Une Global Task Force on Cholera Control (GTFCC) pour réduire la mortalité liée au choléra

Initiée en 1992, la Global Task Force on Cholera Control (GTFCC) de l'OMS vise à réduire la mortalité liée au choléra à travers le monde. Relancée en 2014, elle donne lieu à des réunions régulières d'experts, réunis en cinq groupes de travail thématiques. Celui du WASH, animé par Thierry Vandevelde, traite des aspects environnementaux de la lutte contre la pandémie du choléra.
 

La GTFCC en 14 questions/réponses :

Pourquoi la Global Task Force on Cholera Control (GTFCC) ?
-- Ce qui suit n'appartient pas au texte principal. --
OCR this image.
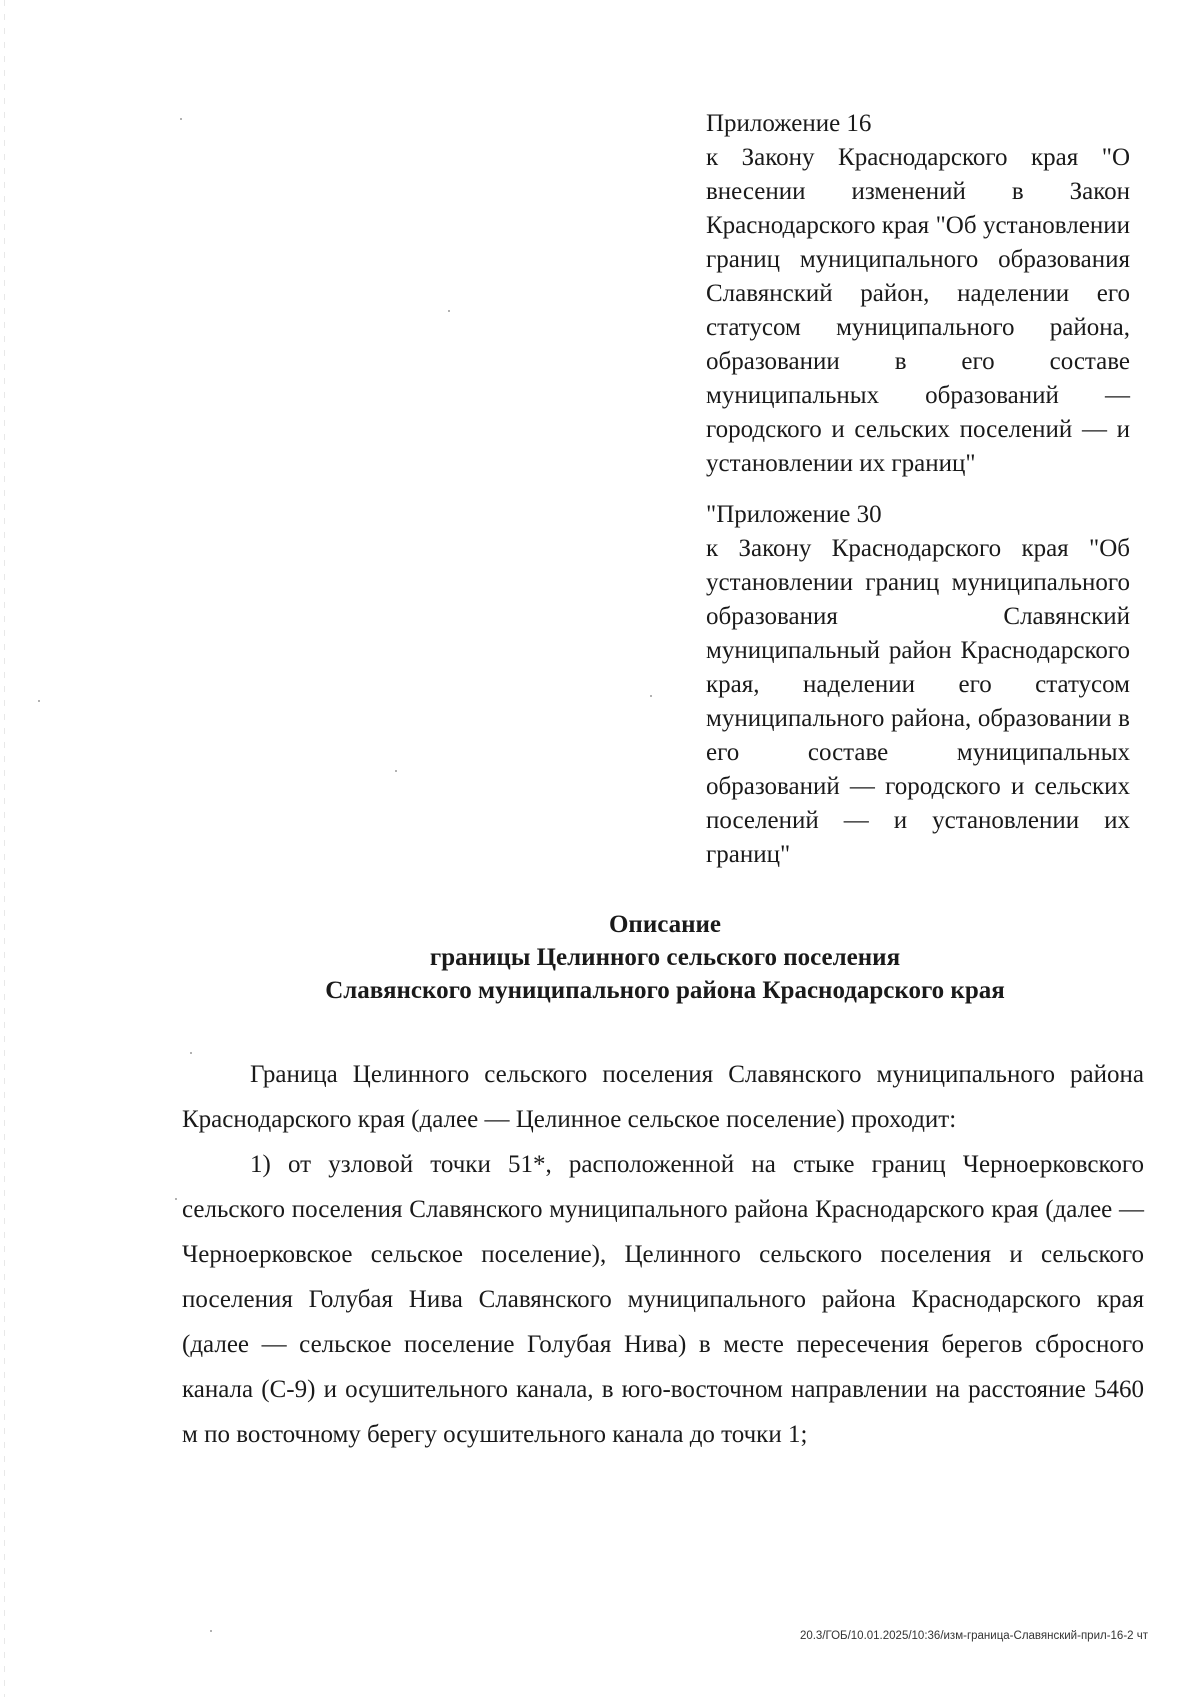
Приложение 16
к Закону Краснодарского края "О внесении изменений в Закон Краснодарского края "Об установлении границ муниципального образования Славянский район, наделении его статусом муниципального района, образовании в его составе муниципальных образований — городского и сельских поселений — и установлении их границ"
"Приложение 30
к Закону Краснодарского края "Об установлении границ муниципального образования Славянский муниципальный район Краснодарского края, наделении его статусом муниципального района, образовании в его составе муниципальных образований — городского и сельских поселений — и установлении их границ"
Описание
границы Целинного сельского поселения
Славянского муниципального района Краснодарского края

Граница Целинного сельского поселения Славянского муниципального района Краснодарского края (далее — Целинное сельское поселение) проходит:

1) от узловой точки 51*, расположенной на стыке границ Черноерковского сельского поселения Славянского муниципального района Краснодарского края (далее — Черноерковское сельское поселение), Целинного сельского поселения и сельского поселения Голубая Нива Славянского муниципального района Краснодарского края (далее — сельское поселение Голубая Нива) в месте пересечения берегов сбросного канала (С-9) и осушительного канала, в юго-восточном направлении на расстояние 5460 м по восточному берегу осушительного канала до точки 1;

20.3/ГОБ/10.01.2025/10:36/изм-граница-Славянский-прил-16-2 чт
L’histoire est ponctuée de grandes pandémies de choléra. Des études génétiques ont démontré que les origines de ces pandémies bifurquent vers le golfe du Bengale : elles ont donc commencé en Asie. Dans les années 60, la septième pandémie de l’histoire commence en Indonésie. Cette nouvelle vague se déploie en Amérique latine en 1992 : la GTFCC est alors conçue pour prévenir et contrôler l’épidémie. Contre une maladie qui est un enjeu de santé publique important, réunir un groupe d’experts pour définir les priorités et les moyens de lutte est une procédure habituelle de l’OMS.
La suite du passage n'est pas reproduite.